To give the space a fresh look, Dr. Low changed the color scheme from yellow, beige and brown to gray tones with accents of sage green, and she modernized the office by removing wallpaper borders and switching out a light fixture with a chandelier that offers more light in the space, a request from the staff. “When it’s raining or during particular times of day, they wanted more lighting for patients,” she says. “There’s a dramatic difference with a contemporary look.” Dr. Low replaced fabric behind the frame displays with mirrors, which works well with the new lighting. With the change in decor she also decided to provide a unique venue for local artist to display their work on a few of the walls and rotates the art quarterly. Since construction crews were onsite, a much needed second bathroom for staff was added as well. “That upgrade was a huge improvement,” she says.
When two of the original staff left, Dr. Low felt that she could replace them with just one new staff member, based on more efficient procedures implemented and cross-training. She has also since hired Lauren Hansen, OD, who works part-time and is a great addition to the team.

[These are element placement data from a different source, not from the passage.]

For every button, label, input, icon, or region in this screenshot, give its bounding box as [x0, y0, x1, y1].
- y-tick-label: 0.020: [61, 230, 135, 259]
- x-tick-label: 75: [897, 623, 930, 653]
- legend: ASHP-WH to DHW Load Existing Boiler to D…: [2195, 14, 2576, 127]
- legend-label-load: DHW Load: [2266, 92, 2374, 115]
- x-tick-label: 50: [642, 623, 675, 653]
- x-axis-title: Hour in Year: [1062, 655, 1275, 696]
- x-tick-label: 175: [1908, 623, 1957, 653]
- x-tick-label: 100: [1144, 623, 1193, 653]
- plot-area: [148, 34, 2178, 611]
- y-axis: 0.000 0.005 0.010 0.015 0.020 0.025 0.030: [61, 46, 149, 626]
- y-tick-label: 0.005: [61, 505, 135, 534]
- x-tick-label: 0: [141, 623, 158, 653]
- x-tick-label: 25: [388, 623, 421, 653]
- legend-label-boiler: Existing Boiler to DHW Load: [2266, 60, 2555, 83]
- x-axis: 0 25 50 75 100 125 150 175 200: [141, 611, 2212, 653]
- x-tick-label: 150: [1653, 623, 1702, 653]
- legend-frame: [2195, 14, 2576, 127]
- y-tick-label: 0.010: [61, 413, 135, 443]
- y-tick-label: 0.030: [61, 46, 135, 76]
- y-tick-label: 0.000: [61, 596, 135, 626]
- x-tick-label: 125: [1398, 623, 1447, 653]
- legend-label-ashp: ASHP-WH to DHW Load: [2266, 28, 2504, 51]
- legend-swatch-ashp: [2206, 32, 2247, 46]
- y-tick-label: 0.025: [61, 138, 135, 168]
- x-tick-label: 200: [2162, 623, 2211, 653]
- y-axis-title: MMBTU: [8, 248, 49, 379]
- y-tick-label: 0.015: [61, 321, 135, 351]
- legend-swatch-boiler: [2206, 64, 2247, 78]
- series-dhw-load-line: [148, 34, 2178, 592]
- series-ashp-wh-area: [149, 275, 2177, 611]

She’s focused on continuing to grow the business with a manageable amount of volume for herself and Dr. Hansen. More recently, she moved closer to the office and lives just 10 minutes away. She’s making local connections to build her network through the Chamber of Commerce and Rotary Club. She’s also working with a local dentist on the beginning phases of a starting a medical professional group that would potentially cover a wide range of fields. “We can all learn about what we do and our strengths and weaknesses so we can build each other up and refer patients back and forth,” Dr. Low says.
Looking back on her decision, Dr. Low is now certain that ownership was the right next step for her career. “I have had such an adventure.”